Jésus parlait ainsi aux pharisiens : ” Amen, amen, je vous le dis : celui qui entre dans la bergerie sans passer par la porte, mais qui escalade par un autre endroit, celui-là est un voleur et un bandit.
Celui qui entre par la porte, c’est lui le pasteur, le berger des brebis.  Le portier lui ouvre, et les brebis écoutent sa voix. Ses brebis à lui, il les appelle chacune par son nom, et il les fait sortir. 
Quand il a conduit dehors toutes ses brebis, il marche à leur tête, et elles le suivent, car elles connaissent sa voix.  Jamais elles ne suivront un inconnu, elles s’enfuiront loin de lui, car elles ne reconnaissent pas la voix des inconnus. » 
Jésus employa cette parabole en s’adressant aux pharisiens, mais ils ne comprirent pas ce qu’il voulait leur dire. 
C’est pourquoi Jésus reprit la parole : « Amen, amen, je vous le dis : je suis la porte des brebis.  Ceux qui sont intervenus avant moi sont tous des voleurs et des bandits ; mais les brebis ne les ont pas écoutés. 
Moi, je suis la porte. Si quelqu’un entre en passant par moi, il sera sauvé ; il pourra aller et venir, et il trouvera un pâturage. 
Le voleur ne vient que pour voler, égorger et détruire. Moi je suis venu pour que les hommes aient la vie, pour qu’ils l’aient en abondance.

Homélie de Maurice Zundel

Homélie de Maurice Zundel à des enfants, donnée à Lausanne en 1955. Publiée dans Ta Parole comme une source, p. 337-340.

Aujourd’hui, nous disons que c’est le dimanche du Bon Pasteur. Nous disons que Jésus est le bon berger qui garde ses brebis et qui donne sa vie pour elles et c’est une chose magnifique. Mais est-ce que vous n’êtes pas, vous aussi, les bergers du Bon Dieu? Est-ce que Jésus n’est pas représenté lui-même comme un agneau, comme une brebis qui cherche son berger, qui cherche son pasteur?

Et c’est cela justement qu’il faut retenir aujourd’hui de cette fête du Bon Pasteur : c’est que, non seulement Jésus est le Bon Pasteur qui garde ses brebis, mais c’est que chacun de vous est le berger, le berger de cet agneau, de cet agneau qui donne la vie au monde, de cet agneau qui est Jésus.

N’oubliez pas que vous êtes aussi, à votre manière, le berger du Seigneur!

Le Bon Pasteur veut naître de votre cœur, il veut avoir son berceau dans votre cœur. Cela veut dire que vous êtes nécessaires à Dieu. Vous pouvez penser parfois : Oh! le Bon Dieu n’a pas besoin de moi. Le Bon Dieu, que j’y pense ou non, il se tire d’affaire tout seul! Ce n’est pas vrai! Le Bon Dieu ne peut pas se passer de vous.

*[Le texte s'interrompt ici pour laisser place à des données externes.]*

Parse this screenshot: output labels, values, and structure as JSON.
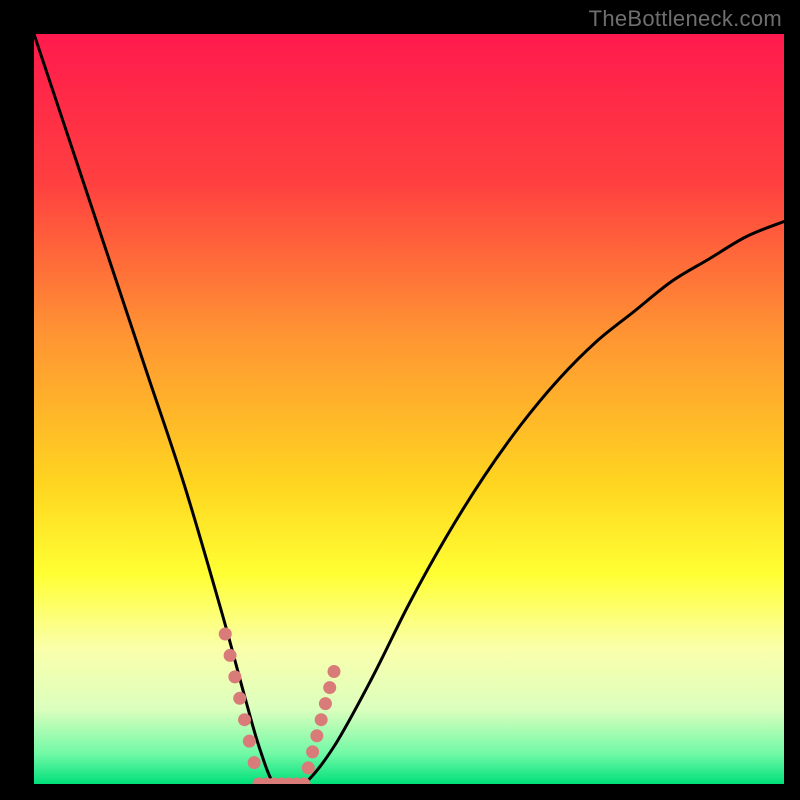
{
  "watermark": "TheBottleneck.com",
  "gradient": {
    "stops": [
      {
        "offset": 0.0,
        "color": "#ff1a4d"
      },
      {
        "offset": 0.2,
        "color": "#ff4040"
      },
      {
        "offset": 0.4,
        "color": "#ff9433"
      },
      {
        "offset": 0.6,
        "color": "#ffd520"
      },
      {
        "offset": 0.72,
        "color": "#ffff33"
      },
      {
        "offset": 0.82,
        "color": "#faffab"
      },
      {
        "offset": 0.9,
        "color": "#dcffbe"
      },
      {
        "offset": 0.96,
        "color": "#70f9a6"
      },
      {
        "offset": 1.0,
        "color": "#00e07a"
      }
    ]
  },
  "chart_data": {
    "type": "line",
    "title": "",
    "xlabel": "",
    "ylabel": "",
    "xlim": [
      0,
      100
    ],
    "ylim": [
      0,
      100
    ],
    "grid": false,
    "legend": false,
    "series": [
      {
        "name": "bottleneck-curve",
        "x": [
          0,
          5,
          10,
          15,
          20,
          25,
          28,
          30,
          32,
          34,
          36,
          40,
          45,
          50,
          55,
          60,
          65,
          70,
          75,
          80,
          85,
          90,
          95,
          100
        ],
        "y": [
          100,
          85,
          70,
          55,
          40,
          23,
          12,
          5,
          0,
          0,
          0,
          5,
          14,
          24,
          33,
          41,
          48,
          54,
          59,
          63,
          67,
          70,
          73,
          75
        ]
      }
    ],
    "dotted_segments": [
      {
        "x": [
          25.5,
          30.0
        ],
        "y": [
          20,
          0
        ]
      },
      {
        "x": [
          36.0,
          40.0
        ],
        "y": [
          0,
          15
        ]
      }
    ],
    "dot_color": "#d87b79",
    "curve_color": "#000000"
  }
}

Qu’est-ce que peut faire une maman dans sa maison, quand ses enfants la détestent, quand ses enfants refusent de l’aimer, quand ses enfants l’abandonnent, quand ils la laissent seule toute la journée, qu’est-ce qu’elle peut faire? Est-ce que c’est une maison? Est-ce que c’est un foyer? Mais c’est un enfer!

Et qu’est-ce que peut faire le Bon Dieu qui est tout Amour, qui est infiniment plus maman que toutes les mamans, qu’est-ce qu’il peut faire? Sur la terre? Si nous ne l’aimons pas, si vous ne l’aimez pas, qu’est-ce qu’il peut faire? Il ne peut rien faire! Il ne peut rien faire, parce que tout ce que Dieu peut faire, c’est uniquement de faire rayonner sur nous son Amour.

Vous savez bien que vous, vous qui savez jouer, vous qui savez organiser un match de football, une partie de tennis, vous qui aimez jouer, vous qui suivez avec passion les compétitions sportives… vous savez très bien qu’il y a quelque chose au monde qui est plus important que tout, que tout cela, c’est l’amour qu’on a pour vous. Et vous savez parfaitement bien le prix d’un sourire, d’un

sourire qui s’adresse à vous… et vous savez bien que ce sourire vous est nécessaire, que vous ne pouvez pas vivre sans amour.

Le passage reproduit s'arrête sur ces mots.